Да и остальные бойцы отделения Галика были один другого краше. Отъявленный кулак Вата, 135 килограммов весом, доктор права Махачек, отличающийся хроническим отсутствием интереса к чему‑либо, тугоухий инженер Вампера, автоугонщик Цимль, академический художник Влочка, страдающий эпилепсией рядовой Служка, ассистент режиссёра Кефалин и редактор»Красного костра»Ясанек, только что выпущенный из лазарета.
— Всем по очереди представиться! — скомандовал ефрейтор, — Начали!
— Вата, — ворчливо прохрипел Вата.
— Вата! — насмешливо закричал Галик, — И всё? Генерал Вата? Или лейтенант Вата? Он говорит»Вата»! Ну‑ка, поправьтесь!
— Йозеф Вата, — равнодушно сказал кулак.
— Следующий! — завопил ефрейтор, — Покажите ему, как солдат должен правильно представиться.

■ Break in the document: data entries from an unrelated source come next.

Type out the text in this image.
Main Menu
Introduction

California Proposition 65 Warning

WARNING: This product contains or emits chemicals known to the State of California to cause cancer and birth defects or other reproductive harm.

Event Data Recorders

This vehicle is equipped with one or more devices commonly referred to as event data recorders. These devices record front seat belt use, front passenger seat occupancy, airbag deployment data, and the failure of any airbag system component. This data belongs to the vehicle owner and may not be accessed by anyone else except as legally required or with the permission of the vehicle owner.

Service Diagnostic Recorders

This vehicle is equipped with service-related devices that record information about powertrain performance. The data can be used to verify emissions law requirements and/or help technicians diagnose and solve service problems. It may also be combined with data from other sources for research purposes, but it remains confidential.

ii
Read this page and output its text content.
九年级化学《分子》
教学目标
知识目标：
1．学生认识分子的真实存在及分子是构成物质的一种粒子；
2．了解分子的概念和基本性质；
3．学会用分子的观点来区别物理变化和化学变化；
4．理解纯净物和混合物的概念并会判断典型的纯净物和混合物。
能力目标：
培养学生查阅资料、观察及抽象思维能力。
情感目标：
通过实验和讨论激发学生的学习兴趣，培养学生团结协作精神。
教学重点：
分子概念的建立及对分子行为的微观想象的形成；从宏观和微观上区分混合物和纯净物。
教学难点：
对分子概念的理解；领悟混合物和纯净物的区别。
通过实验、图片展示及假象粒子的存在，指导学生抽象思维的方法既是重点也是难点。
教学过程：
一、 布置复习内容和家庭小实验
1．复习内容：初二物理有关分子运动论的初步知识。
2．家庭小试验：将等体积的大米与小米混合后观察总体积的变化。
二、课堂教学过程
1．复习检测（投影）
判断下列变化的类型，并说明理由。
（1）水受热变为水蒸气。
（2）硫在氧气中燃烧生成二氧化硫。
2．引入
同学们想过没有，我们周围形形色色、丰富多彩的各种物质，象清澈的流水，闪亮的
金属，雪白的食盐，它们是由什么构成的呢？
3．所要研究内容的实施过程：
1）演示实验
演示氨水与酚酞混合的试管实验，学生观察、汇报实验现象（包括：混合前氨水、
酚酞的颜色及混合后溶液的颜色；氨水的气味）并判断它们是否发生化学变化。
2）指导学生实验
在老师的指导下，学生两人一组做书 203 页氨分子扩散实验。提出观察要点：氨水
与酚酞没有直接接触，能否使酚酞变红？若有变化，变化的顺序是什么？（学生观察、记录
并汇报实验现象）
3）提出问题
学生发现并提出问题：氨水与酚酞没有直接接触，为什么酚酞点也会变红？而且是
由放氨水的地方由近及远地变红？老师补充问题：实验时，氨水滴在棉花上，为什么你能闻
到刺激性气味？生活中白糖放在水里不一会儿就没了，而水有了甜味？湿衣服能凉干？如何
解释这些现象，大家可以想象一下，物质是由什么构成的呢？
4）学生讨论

Ну вот вы, например!
— Осмелюсь доложить, я рядовой Кефалин, — вежливо сказал ассистент режиссёра.
— Какое ещё»осмелюсь доложить»? — подскочил ефрейтор, — Вы вступили в ряды народно–демократической армии, ясно вам? Если не ясно, я вам устрою такую службу, что плакать будете, как в крематории! Швейк нашёлся! Следующий! Ну!
— А–а-а–а… о–о… я–а-а, —… рядовой Чилпан.
— Чего?
— Буы–ы-ы… как!.. а–а-а, — сообщил сын капиталиста, хлопая близорукими глазами. После чего высморкался и сел на землю.
— Что вы себе позволяете? — взвизгнул ефрейтор, — Кто вам разрешил?
— Вероятно, у него болит нога, — сказал доктор Махачек, глядя при этом куда‑то вверх, на затянутое тучами небо.
— Она у него размеров на десять короче, — добавил Вата.
— Вы себе слишком много позволяете, небось думаете, что вы всё ещё на гражданке! Вот я вам покажу, что такое дисциплина! Чилпан, встать! Если бы вы так вели себя в бою, я бы вас приказал расстрелять!
— Э–э-э… у–у-у… у–ху–ху… — ответил слабоумный боец и продолжал сидеть.
— Он же дурак, — констатировал угонщик Цимль, — Если выживет, то его повысят.
— Вы! — крикнул ефрейтор, — Ваше счастье, что вы ещё не приняли присягу. За такие слова я бы вас отправил к прокурору! Год бы отсидели, слышите меня! Год!
Цимль усмехнулся, потому что имел за плечами семь лет в Панкраце, и не сомневался, что ещё там побывает.
— Товарищ сержант, — отозвался рядовой Ясанек, — мы все оказались в армии, потому что исполнили свой священный гражданский долг. Мы понимаем тяжелую международную ситуацию, так же, как и слова товарища Сталина, который говорил, что мир будет сохранён, если народ возьмёт дело сохранения мира в свои руки. Тем не менее, полагаю, что вы поступаете неправильно…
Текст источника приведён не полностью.